The intricate, layered artballads of Julia Holter’s wondrous second album Ekstasis bought her to a global – albeit selective – audience. And that's not something she's going to toss away as she seizes her moment and piles on the ambition to make her Domino debut with Loud City Song.
A shifting, shimmering, extremely opaque song cycle, the album is a bona fide art project for which Holter reclaimed a bunch of songs she had demoed prior even to the release of her 2011 debut Tragedy. It's also a homage to her hometown of LA, and, more confusingly, a tribute to Colette’s 1944 novella Gigi.
This may all sound unbearably fey and off-putting, but all that counts is the sound, and the sound is sumptuous. Based around woodwind, string, percussion and waltz time, Loud City Song sounds antique and elegant, like music from another age drifting through through a slash in time in drifting golden motes. It is slow and treacly, nocturnal and strange. It speaks of faded grandeur and creaking society balls, solitary late night coffees and chilly winters.
It sounds nothing like how you picture LA today – there's no sun here, or hot, neon-streaked nights. Instead it is an opulent, emphatically pre-rock’n’roll record that provides a window to the LA of Holter’s mind, a work and world where modern elements – a watery synth here, a disco-ey bass there – are subsumed by the music’s strange, slow gravity. It's the LA of Chandler, of The Big Sleep, pre-colour, pre-Disneyland, a loong way pre-Drive. It has an antique majesty, Holter’s girlish warble caressed by the dense, treacly instrumentation.

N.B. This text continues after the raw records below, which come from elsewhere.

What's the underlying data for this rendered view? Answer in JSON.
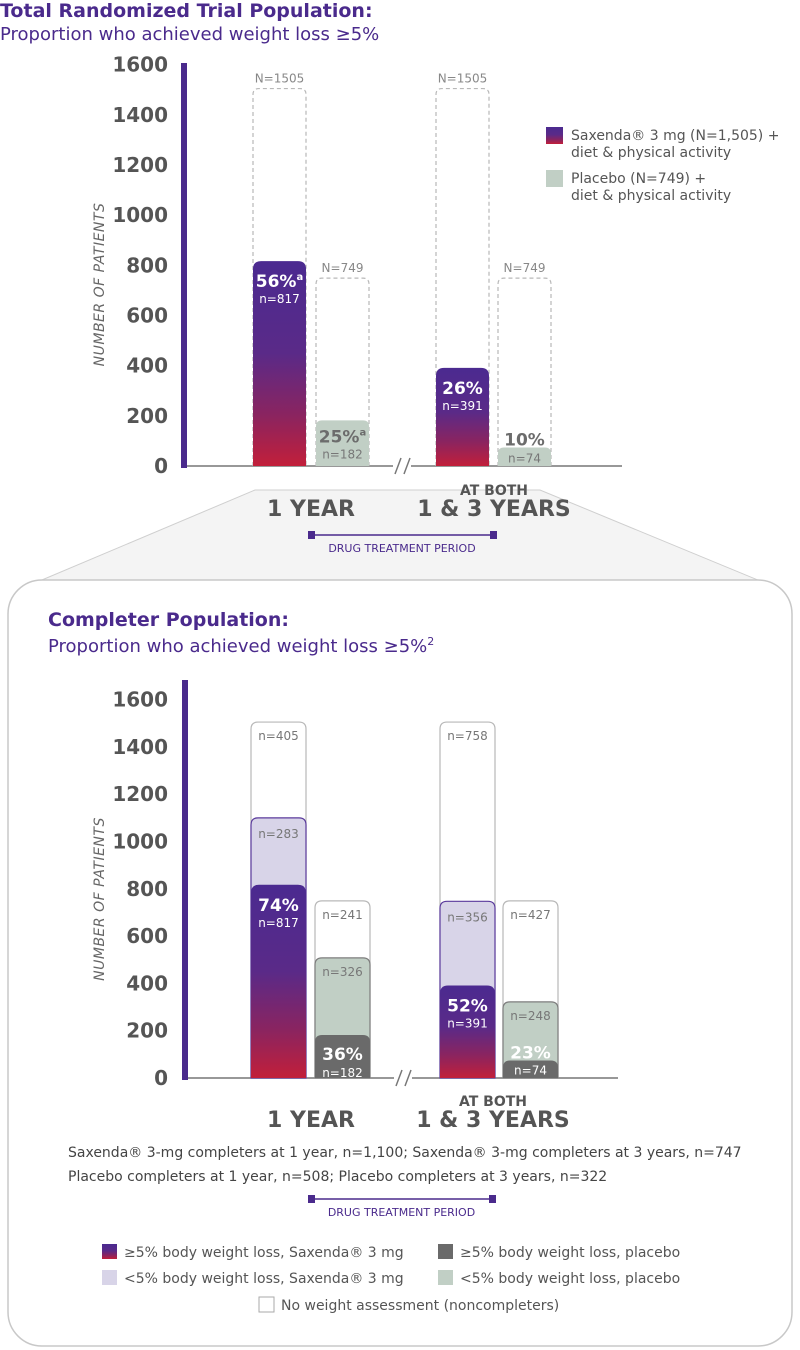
{
  "chart_data": [
    {
      "type": "bar",
      "title": "Total Randomized Trial Population:",
      "subtitle": "Proportion who achieved weight loss ≥5%",
      "ylabel": "NUMBER OF PATIENTS",
      "ylim": [
        0,
        1600
      ],
      "yticks": [
        "0",
        "200",
        "400",
        "600",
        "800",
        "1000",
        "1200",
        "1400",
        "1600"
      ],
      "categories": [
        {
          "label": "1 YEAR",
          "label_small": ""
        },
        {
          "label": "1 & 3 YEARS",
          "label_small": "AT BOTH"
        }
      ],
      "series": [
        {
          "name": "Saxenda® 3 mg (N=1,505) + diet & physical activity",
          "legend_line1": "Saxenda® 3 mg (N=1,505) +",
          "legend_line2": "diet & physical activity",
          "color": "#4a2a8c",
          "values": [
            817,
            391
          ],
          "pct": [
            "56%",
            "26%"
          ],
          "sup": [
            "a",
            ""
          ],
          "n_labels": [
            "n=817",
            "n=391"
          ],
          "totals": [
            1505,
            1505
          ],
          "total_labels": [
            "N=1505",
            "N=1505"
          ]
        },
        {
          "name": "Placebo (N=749) + diet & physical activity",
          "legend_line1": "Placebo (N=749) +",
          "legend_line2": "diet & physical activity",
          "color": "#c1cfc5",
          "values": [
            182,
            74
          ],
          "pct": [
            "25%",
            "10%"
          ],
          "sup": [
            "a",
            ""
          ],
          "n_labels": [
            "n=182",
            "n=74"
          ],
          "totals": [
            749,
            749
          ],
          "total_labels": [
            "N=749",
            "N=749"
          ]
        }
      ],
      "period_label": "DRUG TREATMENT PERIOD"
    },
    {
      "type": "bar",
      "title": "Completer Population:",
      "subtitle": "Proportion who achieved weight loss ≥5%",
      "subtitle_sup": "2",
      "ylabel": "NUMBER OF PATIENTS",
      "ylim": [
        0,
        1600
      ],
      "yticks": [
        "0",
        "200",
        "400",
        "600",
        "800",
        "1000",
        "1200",
        "1400",
        "1600"
      ],
      "categories": [
        {
          "label": "1 YEAR",
          "label_small": ""
        },
        {
          "label": "1 & 3 YEARS",
          "label_small": "AT BOTH"
        }
      ],
      "series": [
        {
          "name": "≥5% body weight loss, Saxenda® 3 mg",
          "color": "#4a2a8c",
          "values": [
            817,
            391
          ],
          "pct": [
            "74%",
            "52%"
          ],
          "n_labels": [
            "n=817",
            "n=391"
          ]
        },
        {
          "name": "<5% body weight loss, Saxenda® 3 mg",
          "color": "#d8d4e8",
          "values": [
            283,
            356
          ],
          "n_labels": [
            "n=283",
            "n=356"
          ]
        },
        {
          "name": "No weight assessment (noncompleters) – Saxenda® 3 mg",
          "color": "#ffffff",
          "values": [
            405,
            758
          ],
          "n_labels": [
            "n=405",
            "n=758"
          ]
        },
        {
          "name": "≥5% body weight loss, placebo",
          "color": "#6a6a6a",
          "values": [
            182,
            74
          ],
          "pct": [
            "36%",
            "23%"
          ],
          "n_labels": [
            "n=182",
            "n=74"
          ]
        },
        {
          "name": "<5% body weight loss, placebo",
          "color": "#c1cfc5",
          "values": [
            326,
            248
          ],
          "n_labels": [
            "n=326",
            "n=248"
          ]
        },
        {
          "name": "No weight assessment (noncompleters) – placebo",
          "color": "#ffffff",
          "values": [
            241,
            427
          ],
          "n_labels": [
            "n=241",
            "n=427"
          ]
        }
      ],
      "notes": [
        "Saxenda® 3-mg completers at 1 year, n=1,100; Saxenda® 3-mg completers at 3 years, n=747",
        "Placebo completers at 1 year, n=508; Placebo completers at 3 years, n=322"
      ],
      "period_label": "DRUG TREATMENT PERIOD",
      "legend": [
        {
          "label": "≥5% body weight loss, Saxenda® 3 mg",
          "swatch": "purple-gradient"
        },
        {
          "label": "≥5% body weight loss, placebo",
          "swatch": "#6a6a6a"
        },
        {
          "label": "<5% body weight loss, Saxenda® 3 mg",
          "swatch": "#d8d4e8"
        },
        {
          "label": "<5% body weight loss, placebo",
          "swatch": "#c1cfc5"
        },
        {
          "label": "No weight assessment (noncompleters)",
          "swatch": "#ffffff"
        }
      ]
    }
  ]
}
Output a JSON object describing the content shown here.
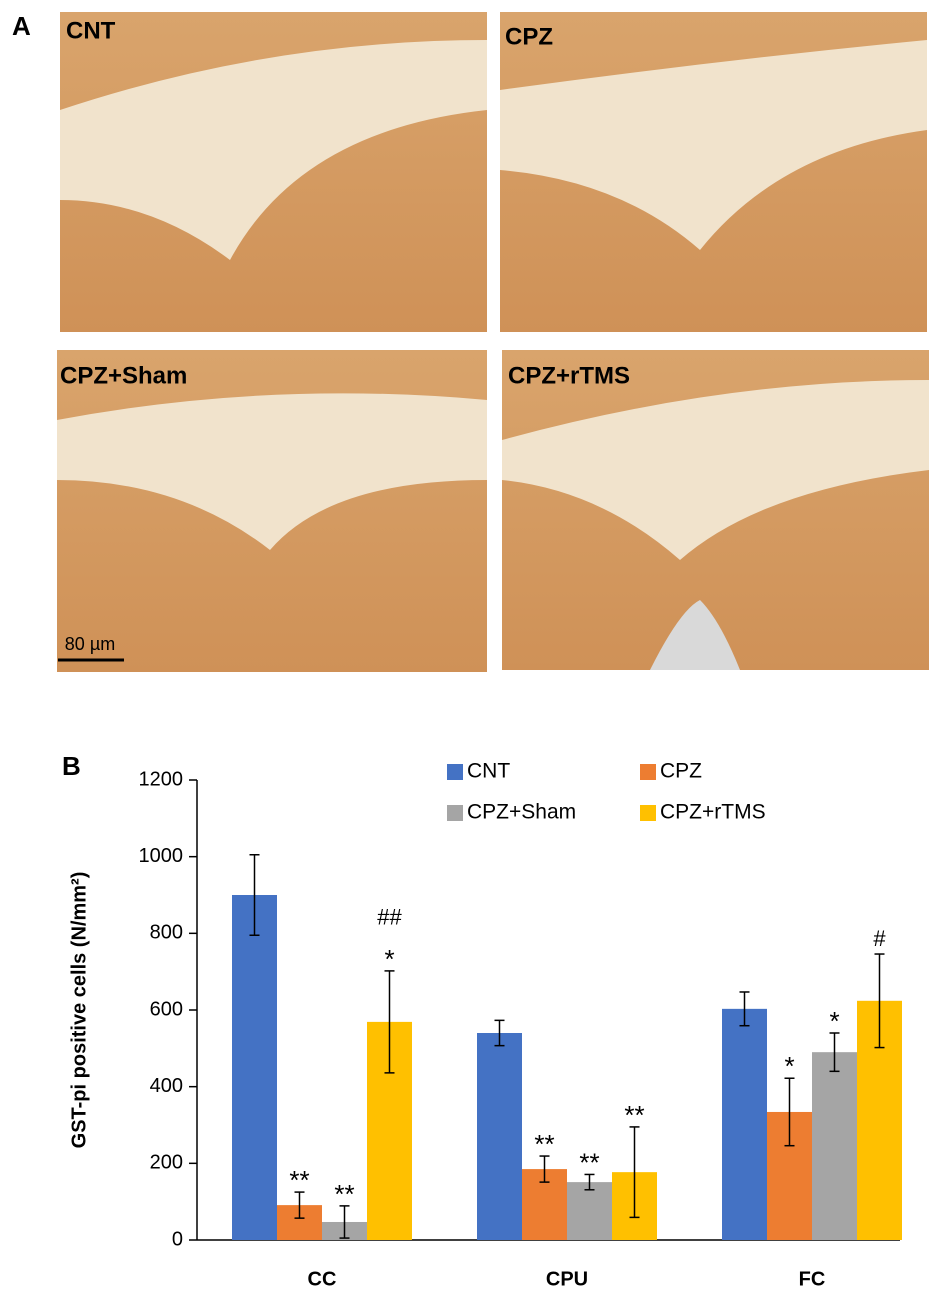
{
  "figure": {
    "panel_a": {
      "label": "A",
      "images": [
        "CNT",
        "CPZ",
        "CPZ+Sham",
        "CPZ+rTMS"
      ],
      "scale_bar": "80 µm"
    }
  },
  "chart_data": {
    "type": "bar",
    "panel_label": "B",
    "y_label": "GST-pi positive cells (N/mm²)",
    "categories": [
      "CC",
      "CPU",
      "FC"
    ],
    "series": [
      {
        "name": "CNT",
        "color": "#4472c4",
        "values": [
          900,
          540,
          603
        ],
        "errors": [
          105,
          33,
          44
        ],
        "stars": [
          null,
          null,
          null
        ]
      },
      {
        "name": "CPZ",
        "color": "#ed7d31",
        "values": [
          91,
          185,
          334
        ],
        "errors": [
          34,
          34,
          88
        ],
        "stars": [
          "**",
          "**",
          "*"
        ]
      },
      {
        "name": "CPZ+Sham",
        "color": "#a5a5a5",
        "values": [
          47,
          151,
          490
        ],
        "errors": [
          42,
          20,
          50
        ],
        "stars": [
          "**",
          "**",
          "*"
        ]
      },
      {
        "name": "CPZ+rTMS",
        "color": "#ffc000",
        "values": [
          569,
          177,
          624
        ],
        "errors": [
          133,
          118,
          122
        ],
        "stars": [
          "*",
          "**",
          null
        ],
        "hashes": [
          "##",
          null,
          "#"
        ]
      }
    ],
    "ylim": [
      0,
      1200
    ],
    "yticks": [
      0,
      200,
      400,
      600,
      800,
      1000,
      1200
    ]
  }
}
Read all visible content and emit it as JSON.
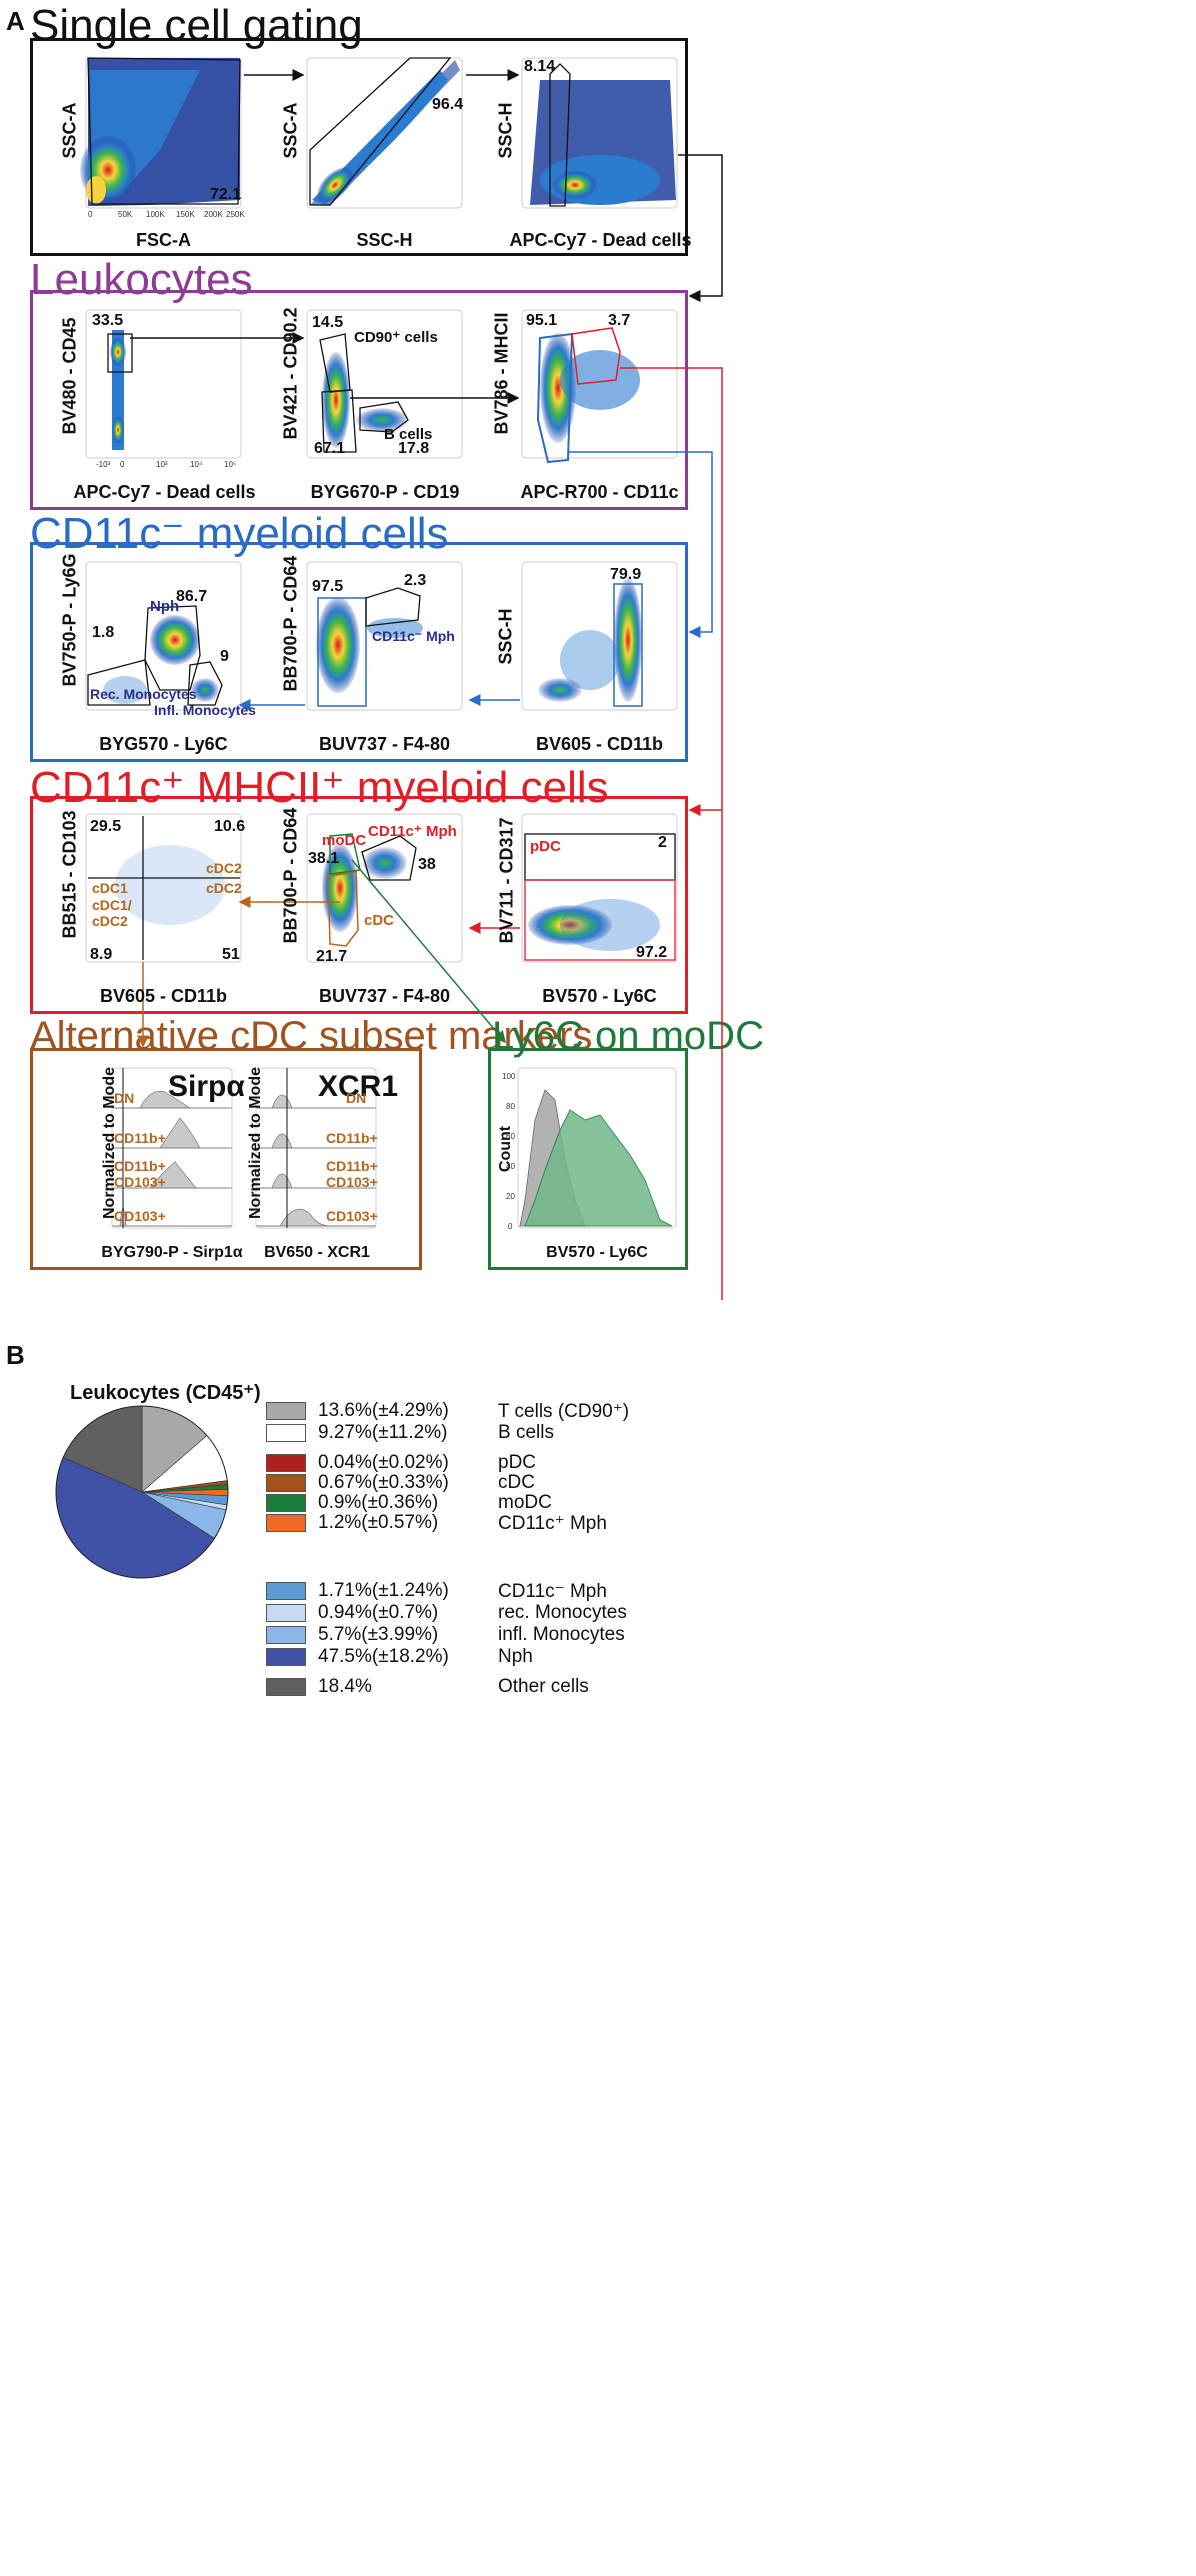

And it is extraordinary: perhaps the key thing about it is that regardless of any conceptual gubbins (if you ‘get’ the ‘Gigi’ thing properly then you, sir or ma’am, are a try hard) it’s still evocative to the point of immersing you fully into its huge, shadowy world… even if you’re not entirely certain what’s going on in it.
It’s a jaw-dropping accomplishment, one of those records that’s almost pointless to listen to as a series of individual songs – tracks are mini symphonies in themselves, and to break Loud City Song down into tracks would be missing the point. There are hooks – the breathy excitement with which she sings “Into Maxim's we will see them walk/Will they eat a piece of cheese or will they talk?” on the twin pieces ‘Maxim’s I’ and ‘Maxim’s II’ – and for all its strangeness it’s a far from unwelcoming listen.
Still, there are some things I miss from the Ekstasis days. That last record wasn’t exactly groaning with pop songs, but it had its moments – in LCS's gauzy magnificence there’s nothing as heart-wrenchingly moving as ‘Goddess Eyes II’, as gorgeously playful as ‘Marianbad’, as stand-alone potent as ‘This is Ekstasis’; Loud City Song is an all or nothing kind of record. That's not really a criticism; I guess just to say that there's part of me that feels Ekstatis has maybe been a little hard done by in the rush to eap praise on its more progressive successor.
Still, when this is all you're worried about in a record, you know you're onto a winner and there's no point in hoping Holter repeats herself - Loud City Song is her third album is three years, and it's anyone's guess where she's going to go next - the only sensible response is to hold tight for the ride.